ABSTRACT
High-throughput genotyping facilitates the large-scale analysis of genetic diversity in population genomics and genome-wide association studies that combine the genotypic and phenotypic characterization of large collections of wild and domesticated germplasm. Genotyping by sequencing is progressively replacing traditional genotyping methods due to the lower ascertainment bias. However, genome-wide genotyping by sequencing becomes expensive in species with large genomes and a high proportion of repetitive DNA. Here we describe the use of CRISPR/Cas9 technology to deplete repetitive elements in the 3.76-Gb genome of lentil (Lens culinaris), 84% of which consists of repeats, thus concentrating the sequencing data on coding and regulatory regions (unique regions).
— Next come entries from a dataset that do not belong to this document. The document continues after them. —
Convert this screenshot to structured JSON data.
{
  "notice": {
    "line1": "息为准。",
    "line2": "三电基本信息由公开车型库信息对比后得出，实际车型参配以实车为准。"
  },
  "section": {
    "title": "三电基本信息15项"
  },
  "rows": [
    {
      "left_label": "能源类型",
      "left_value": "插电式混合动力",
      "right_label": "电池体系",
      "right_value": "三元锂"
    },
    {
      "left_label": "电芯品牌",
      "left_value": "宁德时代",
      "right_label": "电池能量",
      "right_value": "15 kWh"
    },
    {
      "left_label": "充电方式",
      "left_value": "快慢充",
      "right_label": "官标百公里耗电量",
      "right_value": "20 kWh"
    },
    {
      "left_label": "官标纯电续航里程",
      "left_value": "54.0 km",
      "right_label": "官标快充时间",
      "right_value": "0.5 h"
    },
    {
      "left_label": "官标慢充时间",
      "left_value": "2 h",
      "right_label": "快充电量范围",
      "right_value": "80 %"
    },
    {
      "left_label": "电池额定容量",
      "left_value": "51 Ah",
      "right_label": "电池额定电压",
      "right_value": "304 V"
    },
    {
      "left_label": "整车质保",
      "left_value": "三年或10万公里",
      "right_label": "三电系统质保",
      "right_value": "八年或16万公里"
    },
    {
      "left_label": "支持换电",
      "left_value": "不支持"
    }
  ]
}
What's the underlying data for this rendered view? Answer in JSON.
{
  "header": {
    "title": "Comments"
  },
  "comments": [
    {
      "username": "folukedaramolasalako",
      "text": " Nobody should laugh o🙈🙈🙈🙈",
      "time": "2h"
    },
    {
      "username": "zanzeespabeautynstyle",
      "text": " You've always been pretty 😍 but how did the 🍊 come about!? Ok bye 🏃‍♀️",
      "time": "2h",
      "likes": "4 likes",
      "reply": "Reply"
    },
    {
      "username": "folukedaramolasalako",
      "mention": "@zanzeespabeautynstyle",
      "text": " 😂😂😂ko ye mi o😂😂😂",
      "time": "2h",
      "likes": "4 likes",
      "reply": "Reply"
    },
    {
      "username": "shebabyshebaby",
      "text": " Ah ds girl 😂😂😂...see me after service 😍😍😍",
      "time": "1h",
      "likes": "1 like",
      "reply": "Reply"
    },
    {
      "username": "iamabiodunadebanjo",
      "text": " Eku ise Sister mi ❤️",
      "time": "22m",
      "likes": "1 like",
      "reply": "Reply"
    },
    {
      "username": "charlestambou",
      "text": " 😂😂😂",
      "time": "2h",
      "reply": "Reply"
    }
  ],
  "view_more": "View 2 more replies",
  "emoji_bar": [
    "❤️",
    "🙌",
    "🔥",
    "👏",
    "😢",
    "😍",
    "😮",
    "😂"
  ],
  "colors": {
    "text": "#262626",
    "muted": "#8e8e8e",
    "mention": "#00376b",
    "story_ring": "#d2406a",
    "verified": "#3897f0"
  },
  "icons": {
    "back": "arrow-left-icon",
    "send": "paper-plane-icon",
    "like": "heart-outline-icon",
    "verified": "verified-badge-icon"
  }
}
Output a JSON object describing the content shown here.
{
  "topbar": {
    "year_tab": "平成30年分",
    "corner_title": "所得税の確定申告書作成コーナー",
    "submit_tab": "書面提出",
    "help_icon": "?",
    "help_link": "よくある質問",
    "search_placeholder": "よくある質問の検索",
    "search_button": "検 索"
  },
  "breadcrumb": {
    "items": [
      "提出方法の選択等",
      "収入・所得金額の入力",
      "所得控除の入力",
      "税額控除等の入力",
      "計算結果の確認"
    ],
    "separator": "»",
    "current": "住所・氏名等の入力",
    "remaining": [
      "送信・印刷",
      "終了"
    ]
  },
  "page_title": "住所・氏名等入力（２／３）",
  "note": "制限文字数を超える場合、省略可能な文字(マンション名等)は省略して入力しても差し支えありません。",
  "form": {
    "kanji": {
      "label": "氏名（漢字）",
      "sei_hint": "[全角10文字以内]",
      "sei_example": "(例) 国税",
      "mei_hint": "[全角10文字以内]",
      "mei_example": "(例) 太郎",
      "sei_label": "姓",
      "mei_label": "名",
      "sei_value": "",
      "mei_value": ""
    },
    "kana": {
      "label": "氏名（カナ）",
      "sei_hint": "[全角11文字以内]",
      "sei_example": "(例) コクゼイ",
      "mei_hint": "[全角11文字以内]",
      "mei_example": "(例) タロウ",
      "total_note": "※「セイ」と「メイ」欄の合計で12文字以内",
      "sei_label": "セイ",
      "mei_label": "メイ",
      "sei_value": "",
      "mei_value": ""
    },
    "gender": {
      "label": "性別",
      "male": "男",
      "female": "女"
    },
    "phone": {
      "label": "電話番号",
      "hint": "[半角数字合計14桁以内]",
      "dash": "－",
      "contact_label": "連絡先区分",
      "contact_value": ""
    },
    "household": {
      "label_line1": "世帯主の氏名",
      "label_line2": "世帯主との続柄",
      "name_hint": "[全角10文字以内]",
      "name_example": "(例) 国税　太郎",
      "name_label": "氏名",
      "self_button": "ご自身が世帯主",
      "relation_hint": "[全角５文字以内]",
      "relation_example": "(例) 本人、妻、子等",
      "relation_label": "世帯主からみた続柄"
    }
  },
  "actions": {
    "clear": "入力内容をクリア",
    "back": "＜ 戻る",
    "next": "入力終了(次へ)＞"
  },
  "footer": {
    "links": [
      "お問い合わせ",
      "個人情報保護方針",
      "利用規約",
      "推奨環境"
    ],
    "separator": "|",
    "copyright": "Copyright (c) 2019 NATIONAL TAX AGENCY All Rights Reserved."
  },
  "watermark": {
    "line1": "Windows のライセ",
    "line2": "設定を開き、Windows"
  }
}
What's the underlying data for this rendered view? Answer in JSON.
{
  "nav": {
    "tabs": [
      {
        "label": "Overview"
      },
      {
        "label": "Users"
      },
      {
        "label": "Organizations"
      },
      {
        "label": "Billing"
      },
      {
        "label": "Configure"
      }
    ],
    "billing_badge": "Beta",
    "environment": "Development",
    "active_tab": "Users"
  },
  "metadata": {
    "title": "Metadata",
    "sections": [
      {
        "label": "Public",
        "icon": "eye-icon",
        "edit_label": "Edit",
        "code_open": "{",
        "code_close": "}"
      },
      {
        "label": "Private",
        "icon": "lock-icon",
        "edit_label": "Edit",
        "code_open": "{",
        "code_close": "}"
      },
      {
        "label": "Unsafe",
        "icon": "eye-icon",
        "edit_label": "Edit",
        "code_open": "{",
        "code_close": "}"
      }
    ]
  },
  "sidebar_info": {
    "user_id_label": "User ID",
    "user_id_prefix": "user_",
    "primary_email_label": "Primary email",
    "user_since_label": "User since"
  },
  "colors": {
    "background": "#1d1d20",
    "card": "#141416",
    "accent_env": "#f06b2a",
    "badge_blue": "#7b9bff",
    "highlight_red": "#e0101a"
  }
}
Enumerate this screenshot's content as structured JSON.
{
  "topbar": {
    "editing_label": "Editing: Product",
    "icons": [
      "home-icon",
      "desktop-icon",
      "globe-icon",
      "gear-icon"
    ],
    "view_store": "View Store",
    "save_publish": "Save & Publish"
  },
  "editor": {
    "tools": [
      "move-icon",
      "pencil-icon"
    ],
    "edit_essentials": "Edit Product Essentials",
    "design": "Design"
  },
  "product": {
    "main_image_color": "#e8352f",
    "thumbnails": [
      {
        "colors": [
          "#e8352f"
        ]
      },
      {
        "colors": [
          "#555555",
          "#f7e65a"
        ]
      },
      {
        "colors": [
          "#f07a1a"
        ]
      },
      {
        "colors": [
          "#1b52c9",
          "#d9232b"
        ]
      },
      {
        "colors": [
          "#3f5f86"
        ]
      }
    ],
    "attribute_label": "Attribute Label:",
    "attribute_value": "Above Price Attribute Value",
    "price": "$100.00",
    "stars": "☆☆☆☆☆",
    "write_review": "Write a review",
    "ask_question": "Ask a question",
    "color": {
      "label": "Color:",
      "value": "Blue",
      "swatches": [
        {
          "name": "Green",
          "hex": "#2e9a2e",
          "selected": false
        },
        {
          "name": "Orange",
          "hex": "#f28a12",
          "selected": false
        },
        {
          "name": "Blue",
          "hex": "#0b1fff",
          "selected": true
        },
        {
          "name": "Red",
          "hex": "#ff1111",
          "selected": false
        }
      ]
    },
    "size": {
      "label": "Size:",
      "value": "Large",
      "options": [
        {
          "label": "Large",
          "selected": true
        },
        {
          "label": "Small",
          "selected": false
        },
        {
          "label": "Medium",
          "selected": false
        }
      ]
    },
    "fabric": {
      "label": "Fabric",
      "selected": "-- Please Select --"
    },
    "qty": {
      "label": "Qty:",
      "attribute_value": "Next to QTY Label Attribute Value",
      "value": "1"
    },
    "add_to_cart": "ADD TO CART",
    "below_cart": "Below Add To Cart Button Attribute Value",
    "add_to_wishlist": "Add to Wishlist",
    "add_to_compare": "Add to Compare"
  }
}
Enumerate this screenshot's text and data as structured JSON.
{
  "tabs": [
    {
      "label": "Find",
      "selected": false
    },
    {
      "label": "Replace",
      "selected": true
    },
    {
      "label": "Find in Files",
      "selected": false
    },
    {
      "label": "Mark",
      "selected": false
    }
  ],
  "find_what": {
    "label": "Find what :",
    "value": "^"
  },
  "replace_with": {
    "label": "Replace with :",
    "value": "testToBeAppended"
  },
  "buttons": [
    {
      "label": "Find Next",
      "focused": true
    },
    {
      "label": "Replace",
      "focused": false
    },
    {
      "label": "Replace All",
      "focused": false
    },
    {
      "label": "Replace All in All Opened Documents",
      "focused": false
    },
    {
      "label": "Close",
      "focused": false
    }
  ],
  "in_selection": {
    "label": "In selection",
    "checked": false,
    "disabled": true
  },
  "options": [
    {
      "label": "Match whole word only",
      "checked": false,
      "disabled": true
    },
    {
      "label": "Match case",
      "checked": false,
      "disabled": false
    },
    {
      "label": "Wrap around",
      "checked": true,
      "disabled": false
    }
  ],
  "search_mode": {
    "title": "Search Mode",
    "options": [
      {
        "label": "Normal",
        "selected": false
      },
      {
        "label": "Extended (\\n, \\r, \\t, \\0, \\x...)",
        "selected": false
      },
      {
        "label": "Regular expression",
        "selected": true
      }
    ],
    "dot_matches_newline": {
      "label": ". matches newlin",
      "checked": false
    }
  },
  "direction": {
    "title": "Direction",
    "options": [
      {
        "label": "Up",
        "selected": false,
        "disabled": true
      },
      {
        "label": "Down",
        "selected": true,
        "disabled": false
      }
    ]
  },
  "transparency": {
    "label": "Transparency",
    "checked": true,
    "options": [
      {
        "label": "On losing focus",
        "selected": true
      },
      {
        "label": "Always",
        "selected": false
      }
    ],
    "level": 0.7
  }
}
We designed a custom set of 566,722 gRNAs, each with at least 25 recognition sites, targeting 2.9 Gbp of repeats in 500-bp insert sequencing libraries. We excluded repetitive regions overlapping annotated genes and putative regulatory elements based on ATAC-Seq data. The novel depletion method removed 40% of reads mapping to repeats, increasing those mapping to unique and functional regions by 2.6-fold. This repeat-to-unique shift in the sequencing data increased the number of genotyped bases by up to 17-fold compared to non-depleted libraries. We were also able to identify up to 18-fold more genetic variants in the unique regions and increased the genotyping accuracy by rescuing thousands of heterozygous variants that otherwise would be missed due to low coverage. The method performed similarly regardless of the multiplexing level, type of library or genotypes, including different cultivars and a closely-related species (L. orientalis). Our results confirmed that CRISPR/Cas9-driven repeat depletion focuses sequencing data on meaningful genomic regions, helping to improve high-density and genome-wide genotyping in large and repetitive genomes.
Competing Interest Statement
Authors MR and MD are partners of Genartis srl. The remaining authors declare that the research was conducted in the absence of any commercial or financial relationships that could be construed as a potential conflict of interest.